Corn Poe was oddly quiet, as were Tom Gunn and eventually Barney Little Plume, who joined them but ended up standing quietly in the shadows of the lodge, avoiding where Beatrice lay. Beatrice was silent and expressionless, almost as if she wasn’t there.
Brother Finn saw that the children were fed, and then at Grandpa’s urging, they all bedded down in front of the crumbled fireplace for the night. No one argued, and soon they fell into a deep sleep accompanied by the crack and pop of the fire.
Beatrice’s coughing woke Lionel in the middle of the night. It was heavier now, and sounded wet. Beatrice, wrapped in an army blanket and the buffalo robe, lay shivering at the edge of the fire’s glow, covered with sweat. Lionel woke his grandfather, who told him that he would look after her and that he should go back to sleep. Lionel tried to stay awake, watching his grandfather wet Beatrice’s head with cold water from the stream, but must have fallen asleep sometime during the night.
Lionel dreamed that night, and once again found himself on the shores of the great grass sea. He stood alone this time, holding the bear claws in his hand, looking out on the watery green. Great waves and whitecaps rose, and he could see Beatrice out in their turbulent midst. She was alone on her raft, the winds pushing her farther and farther from shore, farther and farther away from Lionel.
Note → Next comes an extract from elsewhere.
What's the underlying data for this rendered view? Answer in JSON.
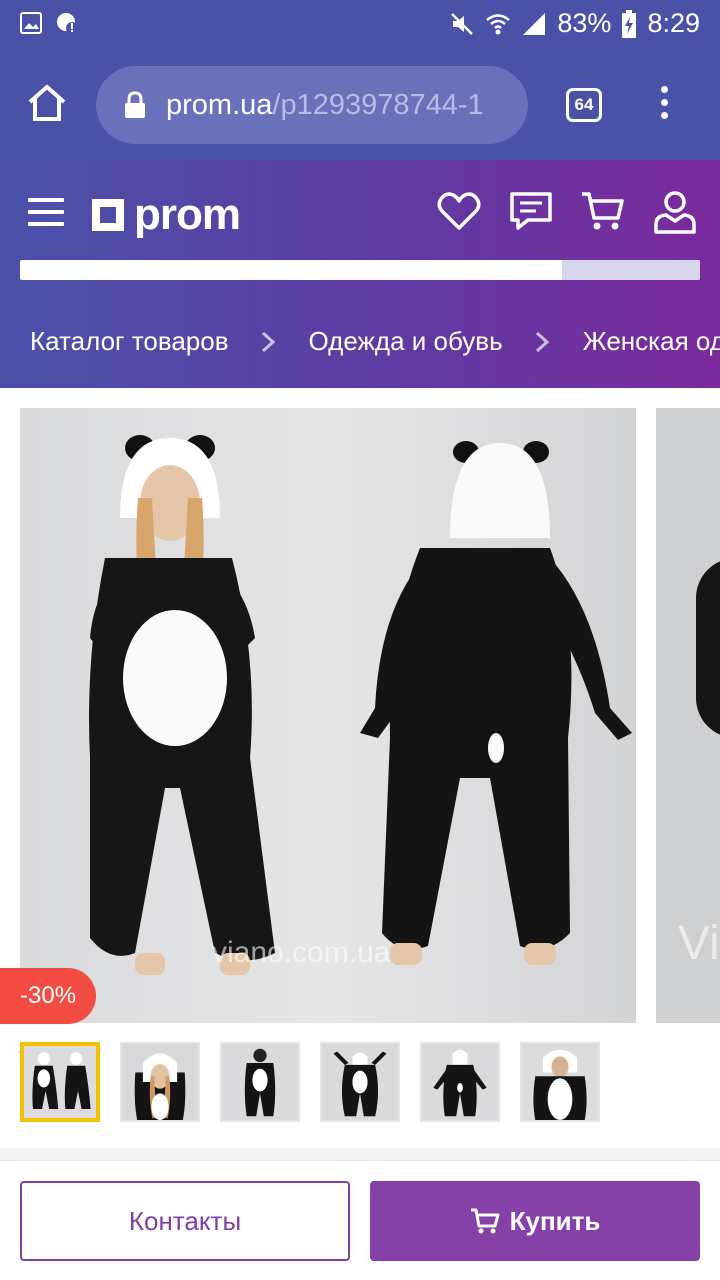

When Lionel awoke again it was still dark. His grandfather sat with Beatrice’s head cradled in his lap. He sang a low song to her, but no longer pressed the cold compress against her forehead. Lionel looked at his grandfather and knew that Beatrice was gone.
He sat with his grandfather and Beatrice until morning. He felt numb and thought that it wasn’t possible that Beatrice would leave. That Beatrice would leave him. But she had. Beatrice had told them that she wasn’t going back to the reservation, and she was right.